The Victorian Director of Public Prosecutions Jeremy Rapke, QC, yesterday told The Age he could not comment on whether he might seek an injunction to stop all or part of the series.
His comments came after it was revealed that an urgent Supreme Court hearing sparked by Nine’s forthcoming dramatisation of Melbourne’s gangland killings has been listed today to discuss its possible ramifications on an impending murder trial.
A spokesman for Mr Rapke said he had not “had an opportunity to preview the program, and as such is not yet in a position to comment as to whether he would consider seeking an injunction in relation to any or all of the program”.
The statement continued: “This position may alter after the director (DPP) has previewed the program. He hopes to preview some of the program shortly.”
A senior Crown prosecutor and a lawyer for Evangelos Goussis — charged with the murder of Lewis Moran — will appear today before Justice Betty King. Channel Nine has been invited to attend.
The prosecution and defence are concerned that anything about Moran’s killing in the Brunswick Club in 2004, if depicted in Underbelly, may prejudice Goussis’ trial, listed to start on March 31.
If Underbelly portrays any person who is currently facing the Victorian courts on criminal charges in a poor light, it might lead to that individual seeking a stay, or delay, in their trial.
There is speculation Nine has altered the names of some of the characters, but the network refused to confirm this.
Nine is on record as saying, “Both Nine and Screentime are conscious of the legal issues and obligations,” she said, “and have been working together since the program’s inception to ensure all such issues are addressed, with full cooperation and support.”
A delay for Nine in Victoria would be a disaster. It is pinning its hopes on the series to spearhead a ratings revival. Any legal complications in the state of Victoria would not affect interstate screenings.
Meanwhile, Judy Moran had sought to meet Caroline Gillmer as filming for the series drew to an end but the TV show’s producers ruled it out. So Ms. Moran watched her perform in the musical, “Menopause.”

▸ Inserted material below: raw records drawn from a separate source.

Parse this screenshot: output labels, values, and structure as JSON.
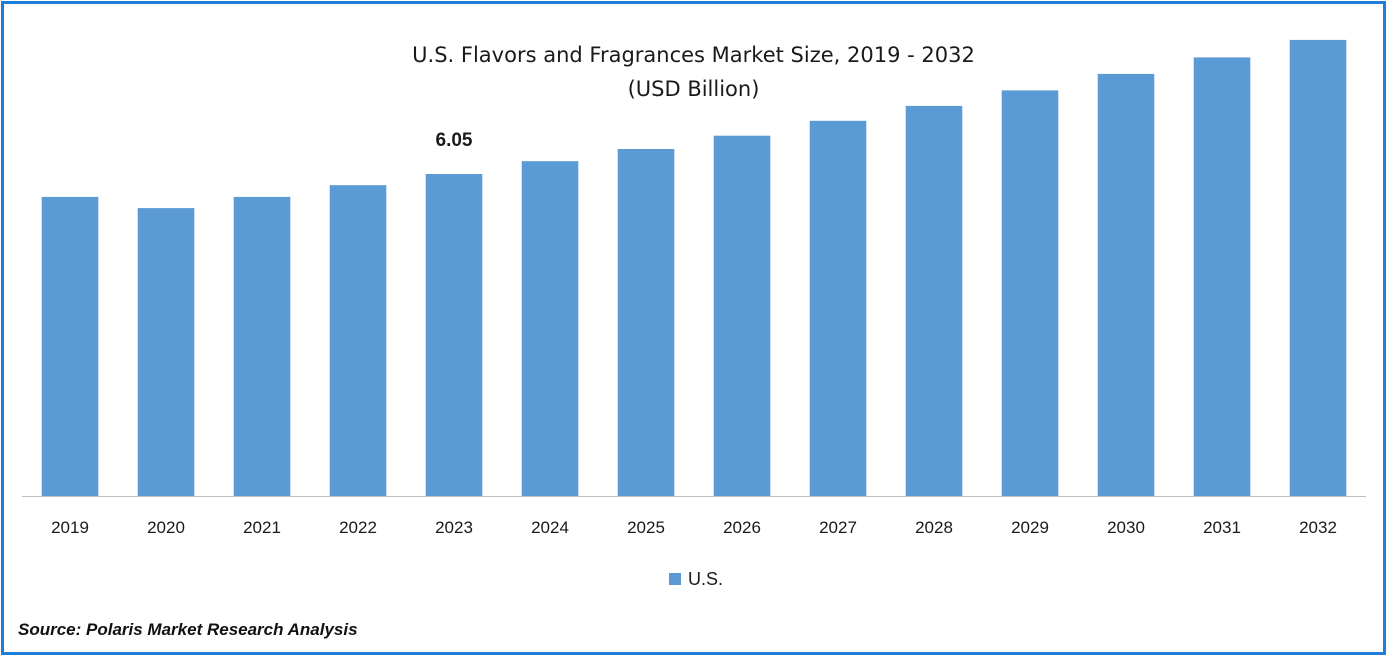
{
  "chart_data": {
    "type": "bar",
    "title": "U.S. Flavors and Fragrances Market  Size, 2019 - 2032",
    "subtitle": "(USD Billion)",
    "categories": [
      "2019",
      "2020",
      "2021",
      "2022",
      "2023",
      "2024",
      "2025",
      "2026",
      "2027",
      "2028",
      "2029",
      "2030",
      "2031",
      "2032"
    ],
    "series": [
      {
        "name": "U.S.",
        "color": "#5b9bd5",
        "values": [
          5.62,
          5.41,
          5.62,
          5.84,
          6.05,
          6.29,
          6.52,
          6.77,
          7.05,
          7.33,
          7.62,
          7.93,
          8.24,
          8.57
        ]
      }
    ],
    "data_labels": [
      {
        "category": "2023",
        "text": "6.05"
      }
    ],
    "ylim": [
      0,
      9
    ],
    "grid": false,
    "legend": "bottom"
  },
  "source": "Source: Polaris Market Research Analysis",
  "colors": {
    "frame": "#1f7fd8",
    "bar": "#5b9bd5",
    "axis": "#bfbfbf"
  }
}
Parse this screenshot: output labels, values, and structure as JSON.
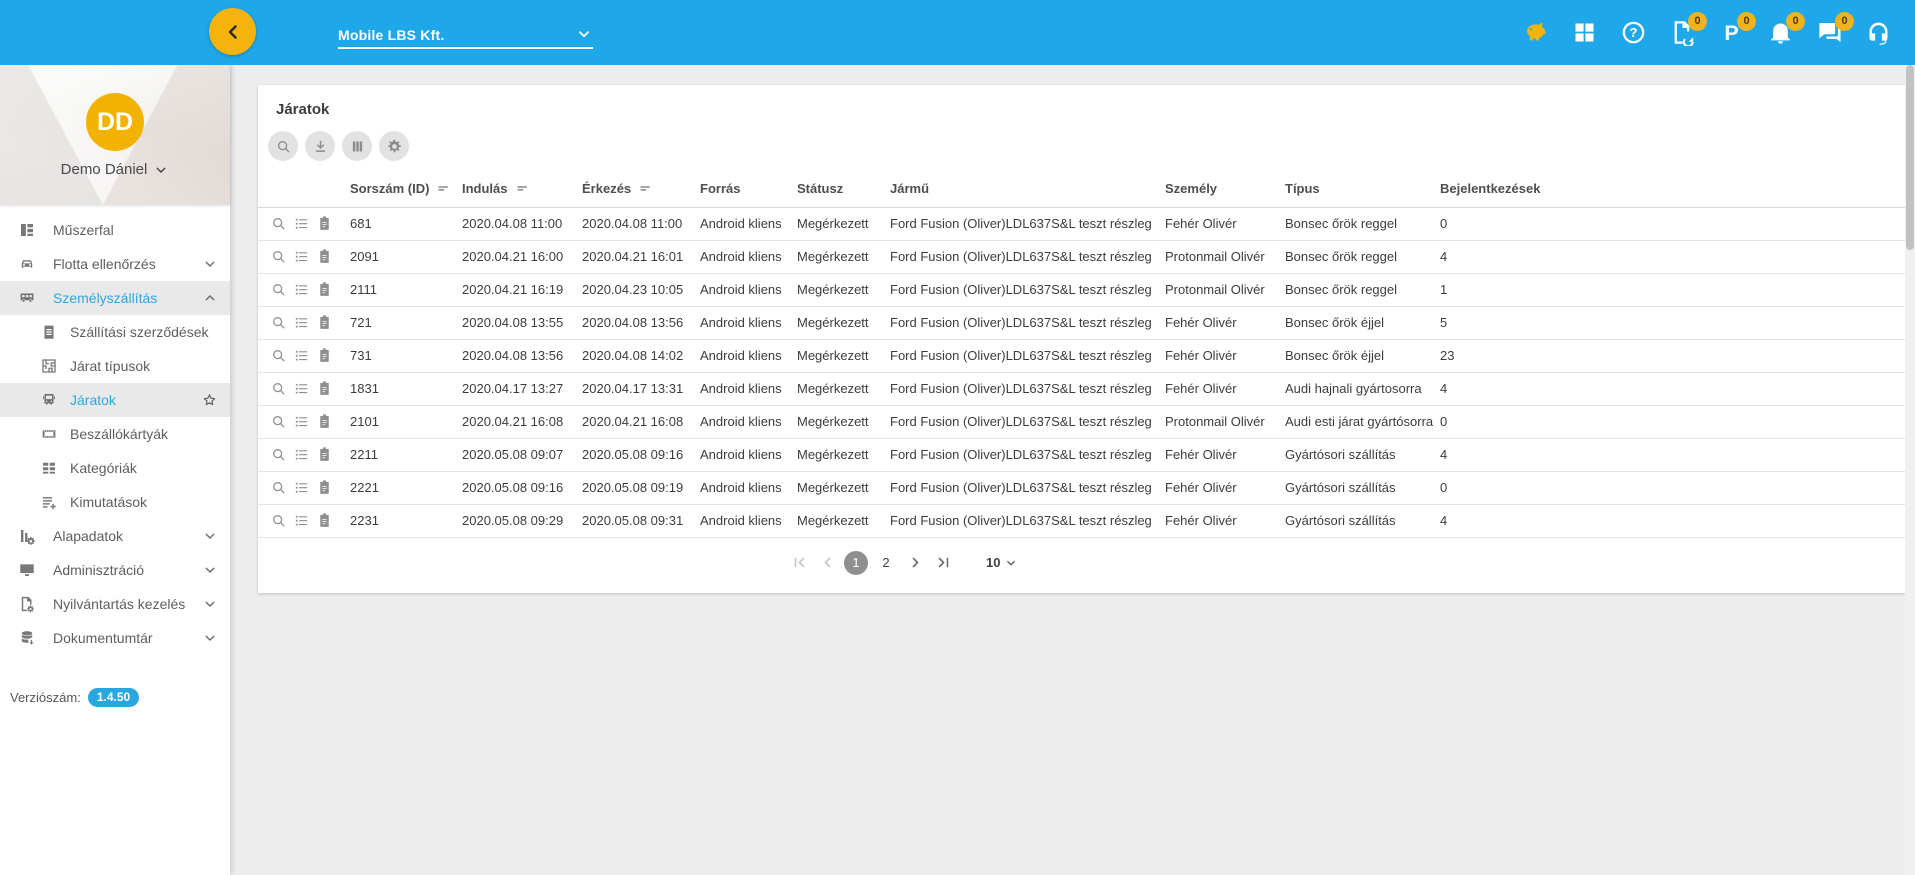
{
  "theme": {
    "primary_blue": "#1fa8e9",
    "accent_yellow": "#f5b40d",
    "link_blue": "#2ea7df"
  },
  "topbar": {
    "company_selector": {
      "value": "Mobile LBS Kft."
    },
    "icons": [
      {
        "name": "piggy-bank-icon",
        "gold": true
      },
      {
        "name": "apps-grid-icon"
      },
      {
        "name": "help-icon"
      },
      {
        "name": "document-sync-icon",
        "badge": "0"
      },
      {
        "name": "parking-icon",
        "badge": "0"
      },
      {
        "name": "notifications-icon",
        "badge": "0"
      },
      {
        "name": "messages-icon",
        "badge": "0"
      },
      {
        "name": "support-icon"
      }
    ]
  },
  "sidebar": {
    "avatar_initials": "DD",
    "user_name": "Demo Dániel",
    "items": [
      {
        "label": "Műszerfal",
        "icon": "dashboard-icon"
      },
      {
        "label": "Flotta ellenőrzés",
        "icon": "car-icon",
        "chevron": "down"
      },
      {
        "label": "Személyszállítás",
        "icon": "bus-icon",
        "chevron": "up",
        "active": true
      },
      {
        "label": "Szállítási szerződések",
        "icon": "contract-icon",
        "sub": true
      },
      {
        "label": "Járat típusok",
        "icon": "route-types-icon",
        "sub": true
      },
      {
        "label": "Járatok",
        "icon": "bus-front-icon",
        "sub": true,
        "selected": true,
        "star": true
      },
      {
        "label": "Beszállókártyák",
        "icon": "boarding-card-icon",
        "sub": true
      },
      {
        "label": "Kategóriák",
        "icon": "categories-icon",
        "sub": true
      },
      {
        "label": "Kimutatások",
        "icon": "reports-icon",
        "sub": true
      },
      {
        "label": "Alapadatok",
        "icon": "base-data-icon",
        "chevron": "down"
      },
      {
        "label": "Adminisztráció",
        "icon": "administration-icon",
        "chevron": "down"
      },
      {
        "label": "Nyilvántartás kezelés",
        "icon": "registry-icon",
        "chevron": "down"
      },
      {
        "label": "Dokumentumtár",
        "icon": "document-store-icon",
        "chevron": "down"
      }
    ],
    "version_label": "Verziószám:",
    "version_value": "1.4.50"
  },
  "main": {
    "title": "Járatok",
    "toolbar": [
      {
        "name": "search-icon"
      },
      {
        "name": "download-icon"
      },
      {
        "name": "columns-icon"
      },
      {
        "name": "settings-icon"
      }
    ],
    "table": {
      "columns": [
        {
          "label": "",
          "sortable": false
        },
        {
          "label": "Sorszám (ID)",
          "sortable": true
        },
        {
          "label": "Indulás",
          "sortable": true
        },
        {
          "label": "Érkezés",
          "sortable": true
        },
        {
          "label": "Forrás",
          "sortable": false
        },
        {
          "label": "Státusz",
          "sortable": false
        },
        {
          "label": "Jármű",
          "sortable": false
        },
        {
          "label": "Személy",
          "sortable": false
        },
        {
          "label": "Típus",
          "sortable": false
        },
        {
          "label": "Bejelentkezések",
          "sortable": false
        }
      ],
      "row_actions": [
        "search-icon",
        "details-icon",
        "clipboard-icon"
      ],
      "rows": [
        {
          "id": "681",
          "departure": "2020.04.08 11:00",
          "arrival": "2020.04.08 11:00",
          "source": "Android kliens",
          "status": "Megérkezett",
          "vehicle": "Ford Fusion (Oliver)LDL637S&L teszt részleg",
          "person": "Fehér Olivér",
          "type": "Bonsec őrök reggel",
          "logins": "0"
        },
        {
          "id": "2091",
          "departure": "2020.04.21 16:00",
          "arrival": "2020.04.21 16:01",
          "source": "Android kliens",
          "status": "Megérkezett",
          "vehicle": "Ford Fusion (Oliver)LDL637S&L teszt részleg",
          "person": "Protonmail Olivér",
          "type": "Bonsec őrök reggel",
          "logins": "4"
        },
        {
          "id": "2111",
          "departure": "2020.04.21 16:19",
          "arrival": "2020.04.23 10:05",
          "source": "Android kliens",
          "status": "Megérkezett",
          "vehicle": "Ford Fusion (Oliver)LDL637S&L teszt részleg",
          "person": "Protonmail Olivér",
          "type": "Bonsec őrök reggel",
          "logins": "1"
        },
        {
          "id": "721",
          "departure": "2020.04.08 13:55",
          "arrival": "2020.04.08 13:56",
          "source": "Android kliens",
          "status": "Megérkezett",
          "vehicle": "Ford Fusion (Oliver)LDL637S&L teszt részleg",
          "person": "Fehér Olivér",
          "type": "Bonsec őrök éjjel",
          "logins": "5"
        },
        {
          "id": "731",
          "departure": "2020.04.08 13:56",
          "arrival": "2020.04.08 14:02",
          "source": "Android kliens",
          "status": "Megérkezett",
          "vehicle": "Ford Fusion (Oliver)LDL637S&L teszt részleg",
          "person": "Fehér Olivér",
          "type": "Bonsec őrök éjjel",
          "logins": "23"
        },
        {
          "id": "1831",
          "departure": "2020.04.17 13:27",
          "arrival": "2020.04.17 13:31",
          "source": "Android kliens",
          "status": "Megérkezett",
          "vehicle": "Ford Fusion (Oliver)LDL637S&L teszt részleg",
          "person": "Fehér Olivér",
          "type": "Audi hajnali gyártosorra",
          "logins": "4"
        },
        {
          "id": "2101",
          "departure": "2020.04.21 16:08",
          "arrival": "2020.04.21 16:08",
          "source": "Android kliens",
          "status": "Megérkezett",
          "vehicle": "Ford Fusion (Oliver)LDL637S&L teszt részleg",
          "person": "Protonmail Olivér",
          "type": "Audi esti járat gyártósorra",
          "logins": "0"
        },
        {
          "id": "2211",
          "departure": "2020.05.08 09:07",
          "arrival": "2020.05.08 09:16",
          "source": "Android kliens",
          "status": "Megérkezett",
          "vehicle": "Ford Fusion (Oliver)LDL637S&L teszt részleg",
          "person": "Fehér Olivér",
          "type": "Gyártósori szállítás",
          "logins": "4"
        },
        {
          "id": "2221",
          "departure": "2020.05.08 09:16",
          "arrival": "2020.05.08 09:19",
          "source": "Android kliens",
          "status": "Megérkezett",
          "vehicle": "Ford Fusion (Oliver)LDL637S&L teszt részleg",
          "person": "Fehér Olivér",
          "type": "Gyártósori szállítás",
          "logins": "0"
        },
        {
          "id": "2231",
          "departure": "2020.05.08 09:29",
          "arrival": "2020.05.08 09:31",
          "source": "Android kliens",
          "status": "Megérkezett",
          "vehicle": "Ford Fusion (Oliver)LDL637S&L teszt részleg",
          "person": "Fehér Olivér",
          "type": "Gyártósori szállítás",
          "logins": "4"
        }
      ]
    },
    "pagination": {
      "pages": [
        "1",
        "2"
      ],
      "current_page": "1",
      "page_size": "10"
    }
  }
}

“She sent me 35 beautiful roses at the stage door and a beautiful card,” Gillmer said. “I don’t know if it’s going to be the quintessential Judy Moran in terms of the script, in terms of what’s presented – that’s what the public will have to bear in mind with all the characters.
“We are hired to play that script. That’s what my job is – to perform that script that has approval from the legal department.”